Kush it

The popular strain, a potent anti-nausea medicine, finds a home at Florin Wellness Center

Florin Wellness Center budtender Eric Solomon keeps his eyes on the Kush.

Florin Wellness Center budtender Eric Solomon keeps his eyes on the Kush.

Photo By LARRY DALTON

Florin Wellness Center, 7047 S. Land Park Drive; (916) 391-8200; http://florinwc.com/wp.

Whether you’re into the tropical, sweet-flavored smoke of Bubba or the hard-hitting, relaxing effects from a few puffs of OG, medical-cannabis patients will find the lineage of Kush just as mentally stimulating as ingesting the medicine itself.

What’s more, a budding cult following of this indica-dominant strain is taking root at Florin Wellness Center, where rare phenotypes of OG Kush are luring in patients from both the Bay Area and Southern California.

“OG Kush isn’t just a strain,” explained FWC budtender Eric Solomon. First, there are multiple adaptations. “If you included everything from the Chem Dawg line, we’ll probably have seven or eight [strains]. We get so many new varieties, 15 different varieties all week.”

Solomon, a self-proclaimed connoisseur of Kush, unfolds the ancestry of the popular strain with the investigative intensity of CSI: Las Vegas’ Gil Grissom. He traces the strain back to its great, great grandparents, Skunk No. 1 and Chem Dawg. And he even has a Kush family chart on his laptop, which he’s compiled over years of research.

“Without Chem Dawg, none of this would exist,” he said. “OG wouldn’t exist. The Bubba line wouldn’t have existed. Sour Diesel would have never existed. All of these are prodigies of this one strain.”

Leaning back in a cushioned computer chair, Solomon admits a lot of myths are connected with the history of Kush. So first, some facts: The Hindu Kush mountain range, between Afghanistan and Pakistan, is commonly known within the cannabis subculture as the origin of the Kush name. Solomon also credits military soldiers roaming those ranges with bringing some of the first land-raised seeds back to the United States.

Still, there’s always room for folklore.

“During the early ’90s in Colorado, a bunch of guys at a Grateful Dead show ended up picking up some Colorado Skunk,” he begins. What happened next was that four strains came from the bag: Chem Dawg, which later spread to OG and Bubba Kush lines.

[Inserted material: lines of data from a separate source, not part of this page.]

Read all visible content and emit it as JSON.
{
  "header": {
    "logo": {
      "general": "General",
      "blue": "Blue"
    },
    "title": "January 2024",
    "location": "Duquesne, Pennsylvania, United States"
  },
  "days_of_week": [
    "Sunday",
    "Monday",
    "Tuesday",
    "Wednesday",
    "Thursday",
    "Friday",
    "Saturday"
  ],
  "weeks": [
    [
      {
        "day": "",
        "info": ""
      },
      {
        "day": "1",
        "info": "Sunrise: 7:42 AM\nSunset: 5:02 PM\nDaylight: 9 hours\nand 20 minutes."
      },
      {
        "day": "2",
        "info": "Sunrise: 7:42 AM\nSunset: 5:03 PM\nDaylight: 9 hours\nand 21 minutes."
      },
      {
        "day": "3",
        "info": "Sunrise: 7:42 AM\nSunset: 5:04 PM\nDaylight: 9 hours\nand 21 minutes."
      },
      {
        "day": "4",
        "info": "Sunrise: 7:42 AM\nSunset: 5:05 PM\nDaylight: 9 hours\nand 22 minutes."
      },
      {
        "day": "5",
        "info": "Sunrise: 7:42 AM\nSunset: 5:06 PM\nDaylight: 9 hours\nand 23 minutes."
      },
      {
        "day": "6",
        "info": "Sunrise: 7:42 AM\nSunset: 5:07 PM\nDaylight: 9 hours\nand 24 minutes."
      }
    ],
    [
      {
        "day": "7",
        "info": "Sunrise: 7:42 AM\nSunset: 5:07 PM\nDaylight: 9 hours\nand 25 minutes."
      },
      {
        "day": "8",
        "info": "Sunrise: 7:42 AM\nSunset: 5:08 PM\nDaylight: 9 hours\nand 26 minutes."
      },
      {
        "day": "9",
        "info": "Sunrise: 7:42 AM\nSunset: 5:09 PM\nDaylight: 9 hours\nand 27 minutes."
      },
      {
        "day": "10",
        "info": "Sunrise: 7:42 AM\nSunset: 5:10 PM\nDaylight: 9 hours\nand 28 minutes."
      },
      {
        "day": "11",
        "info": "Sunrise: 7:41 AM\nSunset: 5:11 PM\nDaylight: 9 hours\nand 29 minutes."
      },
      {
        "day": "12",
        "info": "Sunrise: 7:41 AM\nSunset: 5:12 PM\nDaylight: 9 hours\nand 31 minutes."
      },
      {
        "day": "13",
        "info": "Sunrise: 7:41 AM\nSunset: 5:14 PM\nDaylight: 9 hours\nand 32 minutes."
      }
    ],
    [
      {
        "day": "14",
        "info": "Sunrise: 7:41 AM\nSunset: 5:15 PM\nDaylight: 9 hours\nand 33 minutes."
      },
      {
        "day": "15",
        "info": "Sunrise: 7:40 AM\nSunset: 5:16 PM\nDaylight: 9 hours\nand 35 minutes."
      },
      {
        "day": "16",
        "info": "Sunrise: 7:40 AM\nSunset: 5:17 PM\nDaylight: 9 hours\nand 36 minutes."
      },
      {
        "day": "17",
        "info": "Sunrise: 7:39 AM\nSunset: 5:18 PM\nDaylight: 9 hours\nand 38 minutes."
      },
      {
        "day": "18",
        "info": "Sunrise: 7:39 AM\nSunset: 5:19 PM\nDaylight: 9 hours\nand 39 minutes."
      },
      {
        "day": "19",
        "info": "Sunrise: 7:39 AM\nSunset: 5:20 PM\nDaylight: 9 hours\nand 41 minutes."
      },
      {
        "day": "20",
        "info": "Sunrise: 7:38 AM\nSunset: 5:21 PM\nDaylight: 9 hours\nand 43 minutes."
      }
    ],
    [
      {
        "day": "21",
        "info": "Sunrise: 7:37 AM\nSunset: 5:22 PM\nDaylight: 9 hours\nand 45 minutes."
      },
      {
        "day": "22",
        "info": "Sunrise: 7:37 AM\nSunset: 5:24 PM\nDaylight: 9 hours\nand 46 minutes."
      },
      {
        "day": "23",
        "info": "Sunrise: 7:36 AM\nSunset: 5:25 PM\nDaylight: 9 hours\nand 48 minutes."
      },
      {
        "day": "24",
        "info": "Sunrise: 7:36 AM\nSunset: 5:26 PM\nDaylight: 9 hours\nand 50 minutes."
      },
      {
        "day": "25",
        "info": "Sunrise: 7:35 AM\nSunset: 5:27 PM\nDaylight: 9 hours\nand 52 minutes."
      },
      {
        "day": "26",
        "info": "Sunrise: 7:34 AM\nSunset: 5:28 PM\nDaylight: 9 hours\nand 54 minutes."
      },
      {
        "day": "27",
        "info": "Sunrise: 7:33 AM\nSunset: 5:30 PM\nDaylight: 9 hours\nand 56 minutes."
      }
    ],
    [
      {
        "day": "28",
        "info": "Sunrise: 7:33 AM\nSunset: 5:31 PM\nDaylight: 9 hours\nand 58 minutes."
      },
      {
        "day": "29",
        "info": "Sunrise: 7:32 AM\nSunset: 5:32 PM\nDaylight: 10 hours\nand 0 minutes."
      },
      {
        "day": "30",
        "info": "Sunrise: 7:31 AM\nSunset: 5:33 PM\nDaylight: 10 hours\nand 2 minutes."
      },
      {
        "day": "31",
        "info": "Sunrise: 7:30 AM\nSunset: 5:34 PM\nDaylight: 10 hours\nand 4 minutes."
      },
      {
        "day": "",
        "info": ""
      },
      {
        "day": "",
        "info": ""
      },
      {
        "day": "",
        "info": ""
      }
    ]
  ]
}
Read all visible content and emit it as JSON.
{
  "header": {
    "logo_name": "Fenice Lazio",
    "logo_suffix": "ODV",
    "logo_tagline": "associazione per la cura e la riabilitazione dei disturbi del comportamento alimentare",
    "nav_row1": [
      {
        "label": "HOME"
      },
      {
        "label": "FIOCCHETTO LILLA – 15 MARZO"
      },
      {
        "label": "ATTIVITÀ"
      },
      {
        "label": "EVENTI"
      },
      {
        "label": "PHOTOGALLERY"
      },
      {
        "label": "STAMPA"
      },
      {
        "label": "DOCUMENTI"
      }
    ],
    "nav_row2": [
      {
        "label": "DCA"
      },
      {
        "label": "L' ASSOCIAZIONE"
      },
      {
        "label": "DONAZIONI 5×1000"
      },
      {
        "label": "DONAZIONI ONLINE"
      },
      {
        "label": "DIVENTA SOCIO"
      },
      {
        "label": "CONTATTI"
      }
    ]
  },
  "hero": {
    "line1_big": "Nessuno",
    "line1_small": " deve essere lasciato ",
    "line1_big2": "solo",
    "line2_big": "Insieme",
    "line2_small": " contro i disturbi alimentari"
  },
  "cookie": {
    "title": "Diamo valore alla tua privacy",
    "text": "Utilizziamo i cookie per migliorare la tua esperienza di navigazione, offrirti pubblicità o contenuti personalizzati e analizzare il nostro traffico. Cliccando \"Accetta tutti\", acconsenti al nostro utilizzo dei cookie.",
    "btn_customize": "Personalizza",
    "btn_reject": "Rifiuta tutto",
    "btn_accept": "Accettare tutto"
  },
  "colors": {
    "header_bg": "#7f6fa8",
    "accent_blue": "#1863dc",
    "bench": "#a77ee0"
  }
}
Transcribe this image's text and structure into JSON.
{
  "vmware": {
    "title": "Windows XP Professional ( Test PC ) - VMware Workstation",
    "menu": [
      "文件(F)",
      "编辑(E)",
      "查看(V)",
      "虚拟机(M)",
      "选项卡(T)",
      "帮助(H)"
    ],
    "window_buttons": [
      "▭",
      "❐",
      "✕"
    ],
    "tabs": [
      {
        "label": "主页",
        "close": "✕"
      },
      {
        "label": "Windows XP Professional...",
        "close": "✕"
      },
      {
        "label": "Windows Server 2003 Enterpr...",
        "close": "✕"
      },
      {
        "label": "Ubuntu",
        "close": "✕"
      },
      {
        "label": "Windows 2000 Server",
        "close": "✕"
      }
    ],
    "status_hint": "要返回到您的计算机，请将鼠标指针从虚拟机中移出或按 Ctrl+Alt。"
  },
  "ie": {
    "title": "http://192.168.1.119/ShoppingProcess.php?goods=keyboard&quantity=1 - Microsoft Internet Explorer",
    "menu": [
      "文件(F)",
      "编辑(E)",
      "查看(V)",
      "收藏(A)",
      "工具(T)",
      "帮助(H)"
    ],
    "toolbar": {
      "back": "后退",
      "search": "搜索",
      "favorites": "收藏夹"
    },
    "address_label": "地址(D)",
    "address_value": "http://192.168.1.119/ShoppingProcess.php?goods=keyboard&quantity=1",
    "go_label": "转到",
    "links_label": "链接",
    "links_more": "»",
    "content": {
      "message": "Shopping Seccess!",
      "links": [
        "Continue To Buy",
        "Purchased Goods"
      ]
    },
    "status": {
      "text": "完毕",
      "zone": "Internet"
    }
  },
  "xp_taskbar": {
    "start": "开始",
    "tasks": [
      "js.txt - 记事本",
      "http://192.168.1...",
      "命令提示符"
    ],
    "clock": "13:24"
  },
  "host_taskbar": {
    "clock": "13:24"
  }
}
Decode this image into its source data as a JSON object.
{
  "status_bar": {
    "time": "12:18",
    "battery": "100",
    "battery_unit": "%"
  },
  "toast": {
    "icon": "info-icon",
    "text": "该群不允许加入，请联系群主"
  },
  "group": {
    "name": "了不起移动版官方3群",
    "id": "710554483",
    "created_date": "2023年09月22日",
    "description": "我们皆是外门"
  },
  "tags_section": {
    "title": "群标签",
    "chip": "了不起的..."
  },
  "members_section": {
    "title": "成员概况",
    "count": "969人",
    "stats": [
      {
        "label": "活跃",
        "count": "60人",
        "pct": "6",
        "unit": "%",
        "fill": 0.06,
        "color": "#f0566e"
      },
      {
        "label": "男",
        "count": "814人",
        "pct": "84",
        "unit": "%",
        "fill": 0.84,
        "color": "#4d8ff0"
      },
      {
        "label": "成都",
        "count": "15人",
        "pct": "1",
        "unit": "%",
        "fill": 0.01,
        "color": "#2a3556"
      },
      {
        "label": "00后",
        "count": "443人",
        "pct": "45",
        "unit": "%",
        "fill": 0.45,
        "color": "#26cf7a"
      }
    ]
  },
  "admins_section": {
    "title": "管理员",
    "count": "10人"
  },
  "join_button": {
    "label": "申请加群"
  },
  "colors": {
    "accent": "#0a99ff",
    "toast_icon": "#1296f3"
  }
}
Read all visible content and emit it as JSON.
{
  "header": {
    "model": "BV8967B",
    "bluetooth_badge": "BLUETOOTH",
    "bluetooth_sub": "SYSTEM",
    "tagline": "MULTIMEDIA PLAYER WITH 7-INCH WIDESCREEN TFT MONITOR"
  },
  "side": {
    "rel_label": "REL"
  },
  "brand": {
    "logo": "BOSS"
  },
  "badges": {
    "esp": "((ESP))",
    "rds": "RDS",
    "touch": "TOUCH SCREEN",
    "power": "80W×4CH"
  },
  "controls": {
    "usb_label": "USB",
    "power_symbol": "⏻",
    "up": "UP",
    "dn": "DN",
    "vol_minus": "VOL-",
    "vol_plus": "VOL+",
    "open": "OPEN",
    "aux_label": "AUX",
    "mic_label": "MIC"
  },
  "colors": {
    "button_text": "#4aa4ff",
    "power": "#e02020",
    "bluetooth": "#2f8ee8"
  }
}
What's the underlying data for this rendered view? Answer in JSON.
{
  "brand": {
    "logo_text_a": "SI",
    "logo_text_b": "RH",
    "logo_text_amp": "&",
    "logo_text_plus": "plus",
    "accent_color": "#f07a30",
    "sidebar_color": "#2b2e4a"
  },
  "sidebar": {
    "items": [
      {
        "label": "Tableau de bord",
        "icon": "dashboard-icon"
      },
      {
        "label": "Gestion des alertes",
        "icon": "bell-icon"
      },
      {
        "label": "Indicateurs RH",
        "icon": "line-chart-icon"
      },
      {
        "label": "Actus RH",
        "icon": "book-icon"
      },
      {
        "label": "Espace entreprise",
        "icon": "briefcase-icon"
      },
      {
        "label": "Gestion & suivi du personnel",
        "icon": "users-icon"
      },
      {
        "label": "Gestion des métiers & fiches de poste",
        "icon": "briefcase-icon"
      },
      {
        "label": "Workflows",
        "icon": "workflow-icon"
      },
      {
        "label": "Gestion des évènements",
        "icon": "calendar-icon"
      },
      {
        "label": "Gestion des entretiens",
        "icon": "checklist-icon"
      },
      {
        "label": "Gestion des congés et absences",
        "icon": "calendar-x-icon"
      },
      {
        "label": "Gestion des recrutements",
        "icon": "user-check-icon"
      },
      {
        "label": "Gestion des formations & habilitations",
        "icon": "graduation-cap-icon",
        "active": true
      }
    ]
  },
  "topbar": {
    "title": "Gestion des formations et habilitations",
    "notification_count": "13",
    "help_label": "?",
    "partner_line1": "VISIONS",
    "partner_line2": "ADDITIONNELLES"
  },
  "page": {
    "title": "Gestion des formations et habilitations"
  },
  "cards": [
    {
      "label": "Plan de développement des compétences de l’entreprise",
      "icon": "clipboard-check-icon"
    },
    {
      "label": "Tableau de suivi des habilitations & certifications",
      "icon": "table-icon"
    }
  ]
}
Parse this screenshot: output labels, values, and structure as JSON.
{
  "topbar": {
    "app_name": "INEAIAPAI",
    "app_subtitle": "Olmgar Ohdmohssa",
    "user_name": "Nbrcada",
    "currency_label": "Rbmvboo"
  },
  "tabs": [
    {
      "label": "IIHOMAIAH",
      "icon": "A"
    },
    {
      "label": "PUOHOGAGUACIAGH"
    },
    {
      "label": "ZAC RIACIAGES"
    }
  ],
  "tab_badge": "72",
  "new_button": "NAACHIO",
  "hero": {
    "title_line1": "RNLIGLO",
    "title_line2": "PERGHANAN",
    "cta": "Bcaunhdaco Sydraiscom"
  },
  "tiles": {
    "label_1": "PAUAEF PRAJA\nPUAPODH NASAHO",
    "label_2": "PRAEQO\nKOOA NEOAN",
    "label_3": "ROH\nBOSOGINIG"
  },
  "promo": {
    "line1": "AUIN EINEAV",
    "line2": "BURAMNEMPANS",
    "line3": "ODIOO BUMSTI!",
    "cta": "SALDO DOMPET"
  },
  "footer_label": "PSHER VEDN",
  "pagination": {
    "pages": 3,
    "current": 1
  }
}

In addition to FWC’s OG Kush selection, the south Sacramento dispensary also carries Mars OG, Madonna OG and Obama OG, and is widely known for their Herojuana OG.

“Herojuana OG is probably the most famous in the history of our store,” Solomon shared. “It has supreme potency, tests up at 21 percent THC, incredibly rich flavor and our patients line up outside the door for it.”

Hayk Seropyan, FWC manager, also is on the bandwagon, christening his club as “Home of the OG Kush.”

“People know about OG Kush here,” he said. The cannabidiol and cannabinol are more like a sinking body high, and for people who are in pain or people who suffer from insomnia, that’s the best way to go.

“I’d say easily about 30 percent of our patients just come for our OG Kush.”

Solomon agrees that any variety of Kush will benefit patients suffering from chronic pain, nausea, cancer, HIV—and one ailment he knows all too personally, Crohn’s disease.

“I just realized that OG did the most for me therapeutically,” Solomon shared. “It did the most for my nausea, [and] I really enjoyed the flavor of it.

“It was long-lasting and I took a love to it.”